Methods In the current study, we tested the therapeutic effects of MSC MVs in a well-established ex vivo perfused human model of bacterial pneumonia. Using human donor lungs not used for transplantation, we instilled E. coli bacteria intrabronchially and, 1 hour later, administered MSC MVs into the perfusate as therapy.

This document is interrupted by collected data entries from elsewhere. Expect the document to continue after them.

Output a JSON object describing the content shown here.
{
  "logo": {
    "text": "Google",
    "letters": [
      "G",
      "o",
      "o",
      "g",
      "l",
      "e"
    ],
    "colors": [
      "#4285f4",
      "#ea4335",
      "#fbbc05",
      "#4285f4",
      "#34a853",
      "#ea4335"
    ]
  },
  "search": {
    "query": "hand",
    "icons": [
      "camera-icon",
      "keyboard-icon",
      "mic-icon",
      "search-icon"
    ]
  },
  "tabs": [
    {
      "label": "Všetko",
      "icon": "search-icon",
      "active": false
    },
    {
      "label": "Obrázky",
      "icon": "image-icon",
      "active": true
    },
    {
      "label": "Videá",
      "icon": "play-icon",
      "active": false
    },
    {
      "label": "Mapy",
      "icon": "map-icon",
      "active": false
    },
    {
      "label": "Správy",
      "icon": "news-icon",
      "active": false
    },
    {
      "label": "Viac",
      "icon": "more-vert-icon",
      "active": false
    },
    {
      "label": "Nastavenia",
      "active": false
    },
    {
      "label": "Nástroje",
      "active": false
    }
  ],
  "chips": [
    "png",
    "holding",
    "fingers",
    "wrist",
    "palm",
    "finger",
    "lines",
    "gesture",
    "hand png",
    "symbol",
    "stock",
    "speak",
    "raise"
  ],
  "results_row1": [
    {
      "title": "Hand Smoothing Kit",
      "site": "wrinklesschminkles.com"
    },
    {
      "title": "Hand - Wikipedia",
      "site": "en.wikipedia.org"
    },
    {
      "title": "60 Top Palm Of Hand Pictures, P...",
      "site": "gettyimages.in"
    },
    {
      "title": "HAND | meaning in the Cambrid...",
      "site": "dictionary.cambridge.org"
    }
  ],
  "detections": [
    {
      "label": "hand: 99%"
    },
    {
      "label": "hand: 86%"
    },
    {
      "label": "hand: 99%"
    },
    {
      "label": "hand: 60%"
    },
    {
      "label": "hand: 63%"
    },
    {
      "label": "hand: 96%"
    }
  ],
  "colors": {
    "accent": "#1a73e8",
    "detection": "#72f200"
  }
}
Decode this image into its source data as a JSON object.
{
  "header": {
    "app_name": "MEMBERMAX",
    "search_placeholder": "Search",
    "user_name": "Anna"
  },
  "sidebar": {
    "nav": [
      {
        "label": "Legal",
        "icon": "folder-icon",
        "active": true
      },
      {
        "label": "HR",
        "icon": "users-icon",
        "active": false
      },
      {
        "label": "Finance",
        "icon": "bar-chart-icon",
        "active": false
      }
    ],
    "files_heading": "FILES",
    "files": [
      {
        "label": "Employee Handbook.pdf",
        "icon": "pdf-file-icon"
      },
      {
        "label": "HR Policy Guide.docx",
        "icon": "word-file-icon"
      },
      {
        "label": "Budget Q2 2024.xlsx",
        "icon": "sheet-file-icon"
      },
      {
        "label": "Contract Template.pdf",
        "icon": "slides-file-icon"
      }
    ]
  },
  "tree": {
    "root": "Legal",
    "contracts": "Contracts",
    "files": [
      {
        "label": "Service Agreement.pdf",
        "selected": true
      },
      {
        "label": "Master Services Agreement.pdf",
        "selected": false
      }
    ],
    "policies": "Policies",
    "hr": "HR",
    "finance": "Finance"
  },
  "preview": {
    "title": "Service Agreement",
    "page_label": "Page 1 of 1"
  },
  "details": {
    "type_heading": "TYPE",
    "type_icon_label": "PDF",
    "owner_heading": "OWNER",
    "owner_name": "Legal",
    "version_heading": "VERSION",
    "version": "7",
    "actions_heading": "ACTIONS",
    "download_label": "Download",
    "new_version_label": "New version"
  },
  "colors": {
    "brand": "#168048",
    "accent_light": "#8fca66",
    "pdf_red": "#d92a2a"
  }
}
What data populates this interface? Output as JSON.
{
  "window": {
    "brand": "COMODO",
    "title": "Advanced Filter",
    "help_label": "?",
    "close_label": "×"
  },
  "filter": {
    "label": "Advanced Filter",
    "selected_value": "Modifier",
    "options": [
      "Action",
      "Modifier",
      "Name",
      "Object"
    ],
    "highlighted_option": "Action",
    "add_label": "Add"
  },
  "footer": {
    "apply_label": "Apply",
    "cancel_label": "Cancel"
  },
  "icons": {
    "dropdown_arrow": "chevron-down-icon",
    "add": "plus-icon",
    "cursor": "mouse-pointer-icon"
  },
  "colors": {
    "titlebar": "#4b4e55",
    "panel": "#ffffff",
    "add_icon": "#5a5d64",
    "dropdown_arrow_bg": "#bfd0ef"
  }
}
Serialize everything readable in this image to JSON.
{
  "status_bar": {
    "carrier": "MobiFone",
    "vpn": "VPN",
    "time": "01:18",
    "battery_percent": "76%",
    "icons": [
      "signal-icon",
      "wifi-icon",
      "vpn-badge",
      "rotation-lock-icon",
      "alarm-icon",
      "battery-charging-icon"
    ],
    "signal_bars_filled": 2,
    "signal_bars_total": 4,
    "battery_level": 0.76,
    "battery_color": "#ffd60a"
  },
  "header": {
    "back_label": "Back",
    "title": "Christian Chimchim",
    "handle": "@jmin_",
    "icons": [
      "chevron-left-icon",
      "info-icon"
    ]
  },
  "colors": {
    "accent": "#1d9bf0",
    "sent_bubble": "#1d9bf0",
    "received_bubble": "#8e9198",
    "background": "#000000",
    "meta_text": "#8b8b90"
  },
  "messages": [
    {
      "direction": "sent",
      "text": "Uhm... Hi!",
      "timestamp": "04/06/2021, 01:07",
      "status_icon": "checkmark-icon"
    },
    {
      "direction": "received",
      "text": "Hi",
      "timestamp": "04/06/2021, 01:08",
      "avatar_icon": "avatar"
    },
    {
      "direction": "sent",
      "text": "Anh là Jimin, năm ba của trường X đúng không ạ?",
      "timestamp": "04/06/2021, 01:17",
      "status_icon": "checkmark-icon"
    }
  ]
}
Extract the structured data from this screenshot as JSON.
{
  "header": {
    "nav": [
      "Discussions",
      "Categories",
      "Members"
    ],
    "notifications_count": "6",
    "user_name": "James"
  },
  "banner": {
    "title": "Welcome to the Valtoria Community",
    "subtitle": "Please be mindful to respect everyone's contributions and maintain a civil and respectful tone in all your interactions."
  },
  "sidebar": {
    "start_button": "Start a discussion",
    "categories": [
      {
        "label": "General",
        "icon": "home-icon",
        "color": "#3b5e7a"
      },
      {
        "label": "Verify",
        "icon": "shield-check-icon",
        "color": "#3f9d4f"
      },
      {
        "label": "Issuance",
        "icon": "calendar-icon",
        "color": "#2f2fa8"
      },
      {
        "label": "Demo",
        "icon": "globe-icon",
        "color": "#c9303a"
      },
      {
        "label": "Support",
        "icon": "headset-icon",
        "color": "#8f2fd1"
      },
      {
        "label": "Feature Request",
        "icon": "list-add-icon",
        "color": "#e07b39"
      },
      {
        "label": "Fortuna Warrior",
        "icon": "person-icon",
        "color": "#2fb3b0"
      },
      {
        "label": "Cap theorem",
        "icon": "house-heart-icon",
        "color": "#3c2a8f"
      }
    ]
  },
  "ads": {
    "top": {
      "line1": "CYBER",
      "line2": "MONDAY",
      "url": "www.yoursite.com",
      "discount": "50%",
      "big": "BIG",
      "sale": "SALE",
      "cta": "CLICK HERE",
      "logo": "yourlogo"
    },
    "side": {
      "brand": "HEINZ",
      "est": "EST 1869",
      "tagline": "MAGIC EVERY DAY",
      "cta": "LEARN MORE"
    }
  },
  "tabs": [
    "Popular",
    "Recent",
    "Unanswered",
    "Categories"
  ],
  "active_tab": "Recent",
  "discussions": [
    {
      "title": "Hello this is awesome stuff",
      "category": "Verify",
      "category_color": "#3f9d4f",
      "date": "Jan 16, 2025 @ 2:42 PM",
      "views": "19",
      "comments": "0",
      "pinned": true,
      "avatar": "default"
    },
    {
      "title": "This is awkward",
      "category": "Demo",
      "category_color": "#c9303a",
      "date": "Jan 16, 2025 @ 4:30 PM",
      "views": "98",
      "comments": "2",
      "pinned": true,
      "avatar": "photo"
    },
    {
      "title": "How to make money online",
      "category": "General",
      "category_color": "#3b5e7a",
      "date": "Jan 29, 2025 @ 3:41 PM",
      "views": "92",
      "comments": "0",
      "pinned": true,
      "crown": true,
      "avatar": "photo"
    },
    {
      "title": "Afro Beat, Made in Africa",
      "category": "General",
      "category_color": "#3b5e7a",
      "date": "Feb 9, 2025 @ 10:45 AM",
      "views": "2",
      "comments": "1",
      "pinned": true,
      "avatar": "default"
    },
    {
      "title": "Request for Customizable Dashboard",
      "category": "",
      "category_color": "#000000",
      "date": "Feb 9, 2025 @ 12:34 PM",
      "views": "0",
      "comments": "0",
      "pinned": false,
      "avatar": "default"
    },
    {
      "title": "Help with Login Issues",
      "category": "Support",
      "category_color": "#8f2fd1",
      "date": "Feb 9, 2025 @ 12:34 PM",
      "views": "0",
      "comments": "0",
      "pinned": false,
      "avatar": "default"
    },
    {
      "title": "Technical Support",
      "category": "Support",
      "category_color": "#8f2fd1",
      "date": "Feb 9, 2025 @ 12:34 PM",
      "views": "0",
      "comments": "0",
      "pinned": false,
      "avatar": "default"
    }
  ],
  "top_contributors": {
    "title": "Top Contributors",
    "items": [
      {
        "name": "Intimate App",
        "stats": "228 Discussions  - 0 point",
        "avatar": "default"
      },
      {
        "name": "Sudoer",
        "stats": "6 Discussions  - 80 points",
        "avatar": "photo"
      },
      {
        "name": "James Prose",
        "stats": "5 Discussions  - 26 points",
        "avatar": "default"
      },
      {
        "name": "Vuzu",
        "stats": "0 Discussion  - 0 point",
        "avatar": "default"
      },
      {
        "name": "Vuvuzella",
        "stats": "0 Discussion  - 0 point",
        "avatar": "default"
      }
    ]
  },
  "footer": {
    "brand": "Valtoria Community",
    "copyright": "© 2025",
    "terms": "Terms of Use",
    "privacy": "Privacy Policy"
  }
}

Results After 6 hours, instillation of E. coli bacteria caused influx of inflammatory cells, which resulted in significant inflammation, lung protein permeability and pulmonary oedema formation. Administration of MSC MV significantly increased alveolar fluid clearance and reduced protein permeability and numerically lowered the bacterial load in the injured alveolus. The beneficial effect on bacterial killing was more pronounced with pretreatment of MSCs with a Toll-like receptor 3 agonist, polyinosinic:polycytidylic acid (Poly (I:C)), prior to the isolation of MVs. Isolated human alveolar macrophages had increased antimicrobial activity with MSC MV treatment in vitro as well. Although oxygenation and lung compliance levels were similar between injury and treatment groups, administration of MSC MVs numerically decreased median pulmonary artery pressure at 6 hours.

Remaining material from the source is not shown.